If a Markov process operates within a specific (finite) set of states, it is called a Markov Chain.
A Markov Chain is defined by three properties:
A state space: a set of values or states in which a process could exist
A transition matrix: defines the probability of moving from one state to another state
A current state probability distribution: defines the probability of being in any one of the states at the start of the process
Consider the following example where we have two states describing the weather on any particular day: (i) Sunny and (ii) Rainy. Each arrow denotes the probability of going from one state to itself or another over the course of a day. For example, if it is currently sunny, the probability of it raining the next day is 0.6. Conversely, if it is raining, the probability that it will become sunny the next day is 0.7 and 0.3 that it will continue raining.

The transition matrix can be written as the following in R:
transitionMatrix = matrix(c(0.4, 0.6, 0.7, 0.3), nrow=2, ncol=2, byrow=TRUE)
print(transitionMatrix)#> [,1] [,2]
#> [1,] 0.4 0.6
#> [2,] 0.7 0.3
which creates a 2 x 2 matrix consisting of the transition probabilities shown in the diagram.
Suppose I want to simulate a sequence of 30 days and the weather patterns over those days. Assuming that on day 0 it is currently sunny, I can do the following:
# initial state - it is [1] sunny or [2] rainy
state <- 1
weather_sequence <- rep(0, 30) # vector to store simulated values
for (day in 1:30) { # simulate for 30 days
pr <- transitionMatrix[state, ] # select the row of transition probabilities
# sample [1] or [2] based on the probs pr
state = sample(c(1, 2), size = 1, prob = pr)
weather_sequence[day] <- state # store the sampled state
}
# print the simulated weather sequence
print(weather_sequence)#> [1] 2 1 2 2 2 1 2 2 2 1 2 1 1 2 1 2 2 1 2 1 1 1 1 2 2 1 1 2
#> [29] 1 2
2.1 Exercise MC
Can you extend this example to a three-state model?

Note, the diagram (intentionally) misses out the self-transitions. You should be able to infer this because the probabilities given would otherwise not add up to one!
2.2 Function MC
We now move to another essential concept in programming - functions. You would have already encountered functions in R and other programming languages. Functions are a way to encapsulate code so that it can be reused. This is a key concept in programming and is used to make code more readable and maintainable.

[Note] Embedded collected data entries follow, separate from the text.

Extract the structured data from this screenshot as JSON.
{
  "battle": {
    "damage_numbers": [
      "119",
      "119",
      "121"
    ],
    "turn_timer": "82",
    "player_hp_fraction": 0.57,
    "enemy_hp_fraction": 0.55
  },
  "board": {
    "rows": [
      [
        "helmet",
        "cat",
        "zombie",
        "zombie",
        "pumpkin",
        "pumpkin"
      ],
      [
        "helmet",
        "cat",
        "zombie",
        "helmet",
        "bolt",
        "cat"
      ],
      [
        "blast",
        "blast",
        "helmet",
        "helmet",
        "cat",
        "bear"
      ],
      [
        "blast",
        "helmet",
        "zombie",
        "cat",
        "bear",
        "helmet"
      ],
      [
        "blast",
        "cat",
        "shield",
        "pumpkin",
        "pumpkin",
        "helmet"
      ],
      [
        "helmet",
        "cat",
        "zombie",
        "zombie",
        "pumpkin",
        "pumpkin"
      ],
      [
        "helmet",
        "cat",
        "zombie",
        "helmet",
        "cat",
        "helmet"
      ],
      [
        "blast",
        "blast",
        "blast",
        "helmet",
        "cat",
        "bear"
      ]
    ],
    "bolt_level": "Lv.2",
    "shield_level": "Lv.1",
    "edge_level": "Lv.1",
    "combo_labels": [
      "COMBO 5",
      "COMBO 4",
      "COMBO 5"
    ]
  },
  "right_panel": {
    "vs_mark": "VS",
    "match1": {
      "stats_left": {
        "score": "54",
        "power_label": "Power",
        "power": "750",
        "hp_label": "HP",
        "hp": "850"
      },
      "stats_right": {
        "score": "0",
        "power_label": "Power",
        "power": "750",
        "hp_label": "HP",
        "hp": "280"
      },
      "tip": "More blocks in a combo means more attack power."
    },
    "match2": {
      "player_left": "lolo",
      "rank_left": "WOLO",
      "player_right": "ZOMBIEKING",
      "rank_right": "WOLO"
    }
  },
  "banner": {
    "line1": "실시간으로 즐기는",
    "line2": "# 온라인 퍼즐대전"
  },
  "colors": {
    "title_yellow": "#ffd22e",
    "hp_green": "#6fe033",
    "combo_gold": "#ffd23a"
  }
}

A function is a piece of code which is encapsulated so then we can refer to it repeatedly via the name of the function rather than repeatedly writing those lines of code. If you would like to learn more about functions in R, you can read this tutorial or the software carpentry lesson.
Now let’s put the code we have created in this practical into a function that can take a general transition matrix for any number of states and run the markov chain simulation. The function should be named run_markov_chain and take three arguments:
-
transitionMatrix: a matrix of transition probabilities -
initialState: the starting state (an integer) -
numSteps: the number of steps to simulate
The function should then return a vector of simulated states as a vector. Once you have written the function, you can test it using the two-state weather model above and the three-state model. Also check that it works for a system with more states. Then also test that the function works for different initial states and number of steps. The final thing to test is if the output is a vector and has the correct length.